What other businesses are doing:

  • Freddie Mac has a free eldercare consultant and access to subsidized aides for a relative up to 20 days.
  • Verizon Wireless offers seminars on eldercare issues and allows full-time workers 80 hours a year in back-up care, 40 hours for part-time and $4/hour for in-home help.
  • At the Atlanta law firm Alston & Bird LLP, workers can donate vacation time to colleagues who have used up theirs to care for family members.

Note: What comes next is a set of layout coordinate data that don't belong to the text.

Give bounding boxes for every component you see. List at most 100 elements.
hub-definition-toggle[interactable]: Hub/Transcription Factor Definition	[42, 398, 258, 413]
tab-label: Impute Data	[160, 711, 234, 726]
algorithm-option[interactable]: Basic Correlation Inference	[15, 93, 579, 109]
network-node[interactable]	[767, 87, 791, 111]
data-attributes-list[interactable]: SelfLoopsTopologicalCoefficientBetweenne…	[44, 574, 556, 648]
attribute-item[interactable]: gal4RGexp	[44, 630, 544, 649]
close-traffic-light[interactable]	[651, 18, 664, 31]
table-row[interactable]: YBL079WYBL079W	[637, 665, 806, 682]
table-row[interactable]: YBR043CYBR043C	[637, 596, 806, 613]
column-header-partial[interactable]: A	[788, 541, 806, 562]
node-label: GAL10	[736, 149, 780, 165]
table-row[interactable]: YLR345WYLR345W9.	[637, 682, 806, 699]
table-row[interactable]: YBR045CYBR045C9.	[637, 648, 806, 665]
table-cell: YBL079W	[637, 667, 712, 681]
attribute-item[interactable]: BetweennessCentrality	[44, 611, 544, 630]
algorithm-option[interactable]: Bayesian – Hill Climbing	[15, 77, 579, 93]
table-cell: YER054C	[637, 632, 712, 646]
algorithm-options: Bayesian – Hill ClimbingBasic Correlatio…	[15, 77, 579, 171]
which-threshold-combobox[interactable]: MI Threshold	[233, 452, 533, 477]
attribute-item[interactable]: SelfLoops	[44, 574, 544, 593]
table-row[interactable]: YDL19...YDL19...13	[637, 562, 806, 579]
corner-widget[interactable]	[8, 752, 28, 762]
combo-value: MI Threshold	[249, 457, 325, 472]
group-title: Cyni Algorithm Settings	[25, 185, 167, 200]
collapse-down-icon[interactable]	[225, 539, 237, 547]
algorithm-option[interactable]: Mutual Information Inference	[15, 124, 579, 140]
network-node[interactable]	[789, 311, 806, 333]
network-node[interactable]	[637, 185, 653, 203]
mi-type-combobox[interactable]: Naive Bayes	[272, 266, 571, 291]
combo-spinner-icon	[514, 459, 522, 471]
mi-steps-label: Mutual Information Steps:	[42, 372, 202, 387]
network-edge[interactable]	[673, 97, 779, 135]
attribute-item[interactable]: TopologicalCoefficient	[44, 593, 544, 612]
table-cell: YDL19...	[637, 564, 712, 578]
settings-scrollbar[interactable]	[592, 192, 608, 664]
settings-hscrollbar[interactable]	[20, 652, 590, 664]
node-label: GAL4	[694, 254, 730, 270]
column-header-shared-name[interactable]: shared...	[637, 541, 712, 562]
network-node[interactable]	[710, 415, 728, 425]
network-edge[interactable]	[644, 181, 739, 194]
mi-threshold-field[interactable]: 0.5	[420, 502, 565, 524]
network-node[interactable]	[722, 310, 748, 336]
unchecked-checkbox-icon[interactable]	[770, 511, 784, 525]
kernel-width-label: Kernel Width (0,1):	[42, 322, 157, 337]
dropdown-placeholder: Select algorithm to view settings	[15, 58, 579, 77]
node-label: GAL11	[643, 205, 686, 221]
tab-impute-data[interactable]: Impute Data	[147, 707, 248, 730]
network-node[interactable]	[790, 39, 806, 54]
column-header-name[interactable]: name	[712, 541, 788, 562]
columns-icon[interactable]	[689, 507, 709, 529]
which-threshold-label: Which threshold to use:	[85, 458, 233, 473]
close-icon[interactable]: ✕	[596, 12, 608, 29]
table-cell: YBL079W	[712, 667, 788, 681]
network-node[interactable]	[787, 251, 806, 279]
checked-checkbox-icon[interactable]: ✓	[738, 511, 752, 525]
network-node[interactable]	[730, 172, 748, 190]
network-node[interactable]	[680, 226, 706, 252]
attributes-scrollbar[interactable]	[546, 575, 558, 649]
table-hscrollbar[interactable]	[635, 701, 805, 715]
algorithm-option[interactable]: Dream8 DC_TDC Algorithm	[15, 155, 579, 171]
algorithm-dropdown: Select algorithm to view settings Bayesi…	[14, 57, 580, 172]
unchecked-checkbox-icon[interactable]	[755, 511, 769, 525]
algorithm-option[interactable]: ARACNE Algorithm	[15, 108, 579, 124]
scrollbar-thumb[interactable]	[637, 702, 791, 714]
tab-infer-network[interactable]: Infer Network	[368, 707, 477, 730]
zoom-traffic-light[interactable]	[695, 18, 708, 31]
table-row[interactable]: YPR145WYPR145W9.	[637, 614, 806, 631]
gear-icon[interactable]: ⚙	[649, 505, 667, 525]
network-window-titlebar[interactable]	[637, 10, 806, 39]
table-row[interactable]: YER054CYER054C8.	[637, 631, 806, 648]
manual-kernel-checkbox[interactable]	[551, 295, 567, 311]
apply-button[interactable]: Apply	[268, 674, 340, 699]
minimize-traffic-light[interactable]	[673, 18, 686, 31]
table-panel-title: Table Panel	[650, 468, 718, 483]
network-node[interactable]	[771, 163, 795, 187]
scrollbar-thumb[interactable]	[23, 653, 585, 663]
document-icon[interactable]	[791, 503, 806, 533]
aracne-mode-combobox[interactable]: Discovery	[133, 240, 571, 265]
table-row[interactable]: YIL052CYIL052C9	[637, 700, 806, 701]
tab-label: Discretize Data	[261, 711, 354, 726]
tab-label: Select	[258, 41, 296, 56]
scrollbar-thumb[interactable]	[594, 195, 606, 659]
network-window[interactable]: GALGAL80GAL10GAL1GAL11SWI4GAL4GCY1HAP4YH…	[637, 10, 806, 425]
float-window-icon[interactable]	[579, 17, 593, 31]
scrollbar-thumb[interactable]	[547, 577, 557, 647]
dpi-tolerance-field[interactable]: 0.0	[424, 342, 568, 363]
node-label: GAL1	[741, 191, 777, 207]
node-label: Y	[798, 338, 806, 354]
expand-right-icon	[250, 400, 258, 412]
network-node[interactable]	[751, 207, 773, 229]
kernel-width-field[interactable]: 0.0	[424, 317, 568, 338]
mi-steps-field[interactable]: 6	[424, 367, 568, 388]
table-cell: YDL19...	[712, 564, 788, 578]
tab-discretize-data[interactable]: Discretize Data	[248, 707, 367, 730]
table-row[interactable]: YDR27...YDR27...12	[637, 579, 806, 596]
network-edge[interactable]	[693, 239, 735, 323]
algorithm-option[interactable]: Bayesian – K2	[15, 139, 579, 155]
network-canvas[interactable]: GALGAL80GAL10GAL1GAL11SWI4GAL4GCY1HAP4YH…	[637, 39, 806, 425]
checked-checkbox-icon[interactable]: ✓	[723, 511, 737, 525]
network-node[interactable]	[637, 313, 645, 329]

Once again, because it’s so important: Addressing caregiver support issues in the workplace is not just benevolent. It’s smart business. Keep in mind that every $1 companies spend on eldercare benefits reaps a $3 to $14 return.

 

What Can Employers Do?

Formal support is important, but even more critical is an office culture that 1) is sympathetic to the issues elder caregiving employees face, 2) encourages workers to use company services, and 3) directs employees to external resources for caregivers. This must be a top-down attitude, where supervisors and managers are trained to be sensitive to staff with eldercare issues. (A Society for Human Resource Management survey claims that just 11 percent of respondents train managers on this topic.) You can have policies on the books, but employees don’t use them if they’re afraid they will negatively impact their job.

Your level of response will vary depending on the size of your company and your budget. Providing basic eldercare benefits does not have to be complicated or expensive. For example, AARP is a leading supplier of free caregiving information. You can direct your employees to www.aarp.org/caregivers or have them call AARP Caregiving support: 877-333-5885 (Mon.-Fri., 7 a.m.-11 p.m., Sat., 9 a.m.-5 p.m.).

Have your HR department compile a list of community resources to hand out to employees. Contact your local Area Agency on Aging for material and referrals (counseling services, support groups, booklets, specific programs, lists of eldercare experts). Check with nearby senior centers, hospitals and national sources

Ask workers what kind of eldercare policies would be helpful — flextime, lunchtime workshops and speakers, cash subsidizes for services, paid sick leave or employee leave-sharing, support groups, or access to a geriatric case manager.

Find out what has worked and hasn't worked for others in your field that have eldercare policies.

Consider contracting with a third party to provide eldercare employee services. It could be online or telephone support or for emergency back-up care.